2006-10-24  |     |  Inscrit à la bibliotèque par Guy Rancourt



Le passeur d'eau, les mains aux rames,
A contre flot, depuis longtemps,
Luttait, un roseau vert entre les dents.

Mais celle hélas! Qui le hélait
Au delà des vagues, là-bas,
Toujours plus loin, par au delà des vagues,
Parmi les brumes reculait.

Les fenêtres, avec leurs yeux,
Et le cadran des tours, sur le rivage
Le regardaient peiner et s'acharner
De tout son corps ployé en deux
Sur les vagues sauvages.

Une rame soudain cassa
Que le courant chassa,
A flots rapides, vers la mer.

Celle là-bas qui le hélait
Dans les brumes et dans le vent, semblait
Tordre plus follement les bras,
Vers celui qui n'approchait pas.

Le passeur d'eau, avec la rame survivante,
Se prit à travailler si fort
Que tout son corps craqua d'efforts
Et que son coeur trembla de fièvre et d'épouvante.
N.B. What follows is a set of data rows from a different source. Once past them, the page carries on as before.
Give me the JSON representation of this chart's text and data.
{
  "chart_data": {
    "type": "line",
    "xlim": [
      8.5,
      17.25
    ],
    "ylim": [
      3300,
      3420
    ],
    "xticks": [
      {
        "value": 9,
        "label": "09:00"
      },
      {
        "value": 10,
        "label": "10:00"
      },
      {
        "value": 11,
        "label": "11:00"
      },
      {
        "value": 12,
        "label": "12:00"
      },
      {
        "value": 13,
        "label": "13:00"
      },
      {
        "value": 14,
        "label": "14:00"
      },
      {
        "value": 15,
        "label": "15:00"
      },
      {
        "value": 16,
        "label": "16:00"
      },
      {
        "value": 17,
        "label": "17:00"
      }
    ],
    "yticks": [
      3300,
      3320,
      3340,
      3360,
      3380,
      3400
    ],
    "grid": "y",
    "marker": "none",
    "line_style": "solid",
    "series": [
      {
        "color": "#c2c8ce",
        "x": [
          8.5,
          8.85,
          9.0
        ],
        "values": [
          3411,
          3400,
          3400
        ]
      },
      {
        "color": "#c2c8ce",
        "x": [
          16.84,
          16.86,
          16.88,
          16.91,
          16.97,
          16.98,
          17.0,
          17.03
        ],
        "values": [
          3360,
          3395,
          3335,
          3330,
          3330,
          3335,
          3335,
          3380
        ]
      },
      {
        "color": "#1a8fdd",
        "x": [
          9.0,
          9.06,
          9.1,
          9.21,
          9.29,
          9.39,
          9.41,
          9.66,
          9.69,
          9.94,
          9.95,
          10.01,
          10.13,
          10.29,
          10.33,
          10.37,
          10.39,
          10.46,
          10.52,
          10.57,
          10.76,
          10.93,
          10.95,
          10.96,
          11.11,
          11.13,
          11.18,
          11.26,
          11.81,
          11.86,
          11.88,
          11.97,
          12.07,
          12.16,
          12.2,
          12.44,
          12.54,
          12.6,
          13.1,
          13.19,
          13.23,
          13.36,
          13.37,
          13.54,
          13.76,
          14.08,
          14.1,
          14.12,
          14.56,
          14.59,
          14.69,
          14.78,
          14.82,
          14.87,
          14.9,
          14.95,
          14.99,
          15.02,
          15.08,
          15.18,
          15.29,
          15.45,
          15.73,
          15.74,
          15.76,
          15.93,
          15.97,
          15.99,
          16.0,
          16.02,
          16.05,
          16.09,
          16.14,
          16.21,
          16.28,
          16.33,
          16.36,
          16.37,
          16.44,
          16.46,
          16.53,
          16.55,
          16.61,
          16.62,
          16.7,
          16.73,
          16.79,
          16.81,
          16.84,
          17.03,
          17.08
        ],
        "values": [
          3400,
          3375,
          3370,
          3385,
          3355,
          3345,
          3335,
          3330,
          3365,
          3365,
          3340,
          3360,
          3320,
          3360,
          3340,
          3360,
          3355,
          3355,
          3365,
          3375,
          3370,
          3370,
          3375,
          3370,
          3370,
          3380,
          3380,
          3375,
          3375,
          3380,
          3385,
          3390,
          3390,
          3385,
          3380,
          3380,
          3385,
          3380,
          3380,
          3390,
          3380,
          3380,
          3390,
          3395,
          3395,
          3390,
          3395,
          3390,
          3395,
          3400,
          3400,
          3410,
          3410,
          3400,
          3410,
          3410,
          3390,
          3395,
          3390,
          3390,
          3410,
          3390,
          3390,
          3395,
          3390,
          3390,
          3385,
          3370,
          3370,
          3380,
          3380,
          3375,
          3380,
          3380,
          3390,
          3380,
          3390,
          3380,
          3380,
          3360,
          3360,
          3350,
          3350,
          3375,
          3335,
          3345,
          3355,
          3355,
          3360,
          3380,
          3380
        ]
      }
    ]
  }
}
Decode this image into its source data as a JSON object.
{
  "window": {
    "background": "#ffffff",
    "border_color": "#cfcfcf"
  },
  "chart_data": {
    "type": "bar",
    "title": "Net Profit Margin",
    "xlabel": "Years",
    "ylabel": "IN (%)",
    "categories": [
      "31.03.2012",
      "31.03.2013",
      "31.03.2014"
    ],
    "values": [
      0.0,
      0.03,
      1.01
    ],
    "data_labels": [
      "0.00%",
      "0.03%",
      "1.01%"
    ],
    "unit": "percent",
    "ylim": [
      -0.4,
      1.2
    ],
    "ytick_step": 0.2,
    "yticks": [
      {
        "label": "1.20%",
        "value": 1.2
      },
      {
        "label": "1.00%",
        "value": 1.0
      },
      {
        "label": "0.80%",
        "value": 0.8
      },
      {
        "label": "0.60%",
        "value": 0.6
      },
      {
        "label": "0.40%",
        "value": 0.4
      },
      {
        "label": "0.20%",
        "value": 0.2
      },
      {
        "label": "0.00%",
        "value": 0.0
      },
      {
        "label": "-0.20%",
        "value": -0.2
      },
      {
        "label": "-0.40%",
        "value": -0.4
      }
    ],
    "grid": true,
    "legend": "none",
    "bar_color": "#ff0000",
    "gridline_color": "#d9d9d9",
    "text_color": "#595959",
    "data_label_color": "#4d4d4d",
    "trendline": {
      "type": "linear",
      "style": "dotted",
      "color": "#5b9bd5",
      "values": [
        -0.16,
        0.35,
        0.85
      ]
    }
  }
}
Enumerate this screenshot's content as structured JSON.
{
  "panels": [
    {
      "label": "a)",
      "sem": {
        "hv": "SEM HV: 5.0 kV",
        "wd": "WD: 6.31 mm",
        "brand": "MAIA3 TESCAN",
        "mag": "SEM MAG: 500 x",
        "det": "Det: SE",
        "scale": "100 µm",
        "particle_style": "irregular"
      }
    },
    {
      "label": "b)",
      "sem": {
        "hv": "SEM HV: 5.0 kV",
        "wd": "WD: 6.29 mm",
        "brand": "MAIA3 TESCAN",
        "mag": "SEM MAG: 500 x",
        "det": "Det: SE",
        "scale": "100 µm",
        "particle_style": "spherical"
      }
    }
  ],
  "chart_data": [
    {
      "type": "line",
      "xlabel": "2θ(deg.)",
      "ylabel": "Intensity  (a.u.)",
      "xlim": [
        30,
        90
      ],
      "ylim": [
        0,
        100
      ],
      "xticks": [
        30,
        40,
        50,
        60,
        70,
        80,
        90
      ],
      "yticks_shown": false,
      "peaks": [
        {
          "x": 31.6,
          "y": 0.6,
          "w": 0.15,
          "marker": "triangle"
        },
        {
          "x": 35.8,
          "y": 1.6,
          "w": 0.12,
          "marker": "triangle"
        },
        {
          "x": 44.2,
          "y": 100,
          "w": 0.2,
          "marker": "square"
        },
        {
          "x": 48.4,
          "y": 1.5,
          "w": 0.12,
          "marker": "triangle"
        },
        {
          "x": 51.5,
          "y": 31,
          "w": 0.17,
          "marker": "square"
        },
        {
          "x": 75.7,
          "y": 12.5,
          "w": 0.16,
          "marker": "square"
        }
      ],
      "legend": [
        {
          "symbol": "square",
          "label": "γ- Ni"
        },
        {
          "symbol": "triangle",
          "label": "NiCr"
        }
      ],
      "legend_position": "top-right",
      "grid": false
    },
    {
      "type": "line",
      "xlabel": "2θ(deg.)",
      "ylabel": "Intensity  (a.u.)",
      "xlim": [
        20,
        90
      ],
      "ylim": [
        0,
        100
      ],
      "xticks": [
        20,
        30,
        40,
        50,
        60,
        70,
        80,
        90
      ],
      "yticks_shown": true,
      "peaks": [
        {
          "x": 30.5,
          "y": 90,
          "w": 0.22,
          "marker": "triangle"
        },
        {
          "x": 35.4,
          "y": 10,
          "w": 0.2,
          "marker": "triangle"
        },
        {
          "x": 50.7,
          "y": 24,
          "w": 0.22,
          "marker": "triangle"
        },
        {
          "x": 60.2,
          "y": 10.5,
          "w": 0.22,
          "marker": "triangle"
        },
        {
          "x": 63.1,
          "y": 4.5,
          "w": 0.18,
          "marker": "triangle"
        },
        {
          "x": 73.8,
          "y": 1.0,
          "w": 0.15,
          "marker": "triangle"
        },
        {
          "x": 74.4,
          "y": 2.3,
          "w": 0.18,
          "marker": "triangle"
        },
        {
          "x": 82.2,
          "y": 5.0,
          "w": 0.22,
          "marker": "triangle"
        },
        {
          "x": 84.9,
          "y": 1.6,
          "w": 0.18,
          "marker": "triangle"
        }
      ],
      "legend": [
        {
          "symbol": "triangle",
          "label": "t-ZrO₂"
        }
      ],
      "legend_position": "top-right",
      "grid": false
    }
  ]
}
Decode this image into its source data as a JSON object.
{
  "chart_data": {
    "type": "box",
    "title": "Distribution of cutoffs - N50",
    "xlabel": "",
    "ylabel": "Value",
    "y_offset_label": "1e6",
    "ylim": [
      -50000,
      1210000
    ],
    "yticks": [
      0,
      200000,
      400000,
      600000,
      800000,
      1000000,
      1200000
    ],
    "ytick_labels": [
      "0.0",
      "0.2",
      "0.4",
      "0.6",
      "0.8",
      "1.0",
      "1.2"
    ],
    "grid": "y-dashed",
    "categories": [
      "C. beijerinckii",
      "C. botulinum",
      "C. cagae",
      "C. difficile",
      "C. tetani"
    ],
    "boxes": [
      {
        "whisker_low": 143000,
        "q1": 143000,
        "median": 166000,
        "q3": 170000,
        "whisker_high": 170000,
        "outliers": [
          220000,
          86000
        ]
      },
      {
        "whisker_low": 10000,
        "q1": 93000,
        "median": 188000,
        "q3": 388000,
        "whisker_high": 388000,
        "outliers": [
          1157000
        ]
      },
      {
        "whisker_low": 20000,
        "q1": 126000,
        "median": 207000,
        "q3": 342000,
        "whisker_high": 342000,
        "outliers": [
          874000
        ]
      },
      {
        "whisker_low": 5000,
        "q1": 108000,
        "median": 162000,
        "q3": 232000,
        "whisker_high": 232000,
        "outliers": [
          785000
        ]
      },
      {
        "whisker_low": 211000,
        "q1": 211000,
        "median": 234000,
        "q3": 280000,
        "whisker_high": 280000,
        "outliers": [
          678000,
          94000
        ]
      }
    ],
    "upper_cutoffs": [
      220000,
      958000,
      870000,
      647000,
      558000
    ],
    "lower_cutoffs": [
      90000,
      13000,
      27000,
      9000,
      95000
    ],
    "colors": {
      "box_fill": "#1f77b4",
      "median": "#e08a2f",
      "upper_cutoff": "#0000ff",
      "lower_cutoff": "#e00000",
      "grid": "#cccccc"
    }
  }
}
D'un coup brusque, le gouvernail cassa
Et le courant chassa
Ce haillon morne, vers la mer.

Les fenêtres, sur le rivage,
Comme des yeux grands et fiévreux
Et les cadrans des tours, ces veuves
Droites, de mille en mille, au bord des fleuves,
Suivaient, obstinément,
Cet homme fou, en son entêtement
A prolonger son fol voyage.

Celle là-bas qui le hélait,
Dans les brumes, hurlait, hurlait,
La tête effrayamment tendue
Vers l'inconnu de l'étendue.

Le passeur d'eau, comme quelqu'un d'airain,
Planté dans la tempête blême
Avec l'unique rame, entre ses mains,
Battait les flots, mordait les flots quand même.
Ses vieux regards d'illuminé
Fouillaient l'espace halluciné
D'où lui venait toujours la voix
Lamentable, sous les cieux froids.

La rame dernière cassa,
Que le courant chassa
Comme une paille, vers la mer.

Le passeur d'eau, les bras tombants,
S'affaissa morne sur son banc,
Les reins rompus de vains efforts,
Un choc heurta sa barque à la dérive,
Il regarda, derrière lui, la rive :
Il n'avait pas quitté le bord.

Les fenêtres et les cadrans,
Avec des yeux fixes et grands
Constatèrent la fin de son ardeur ;
Mais le tenace et vieux passeur
Garda quand même encore, pour Dieu sait quand,
Le roseau vert entre ses dents.

(Émile Verhaeren, Les villages illusoires, 1895)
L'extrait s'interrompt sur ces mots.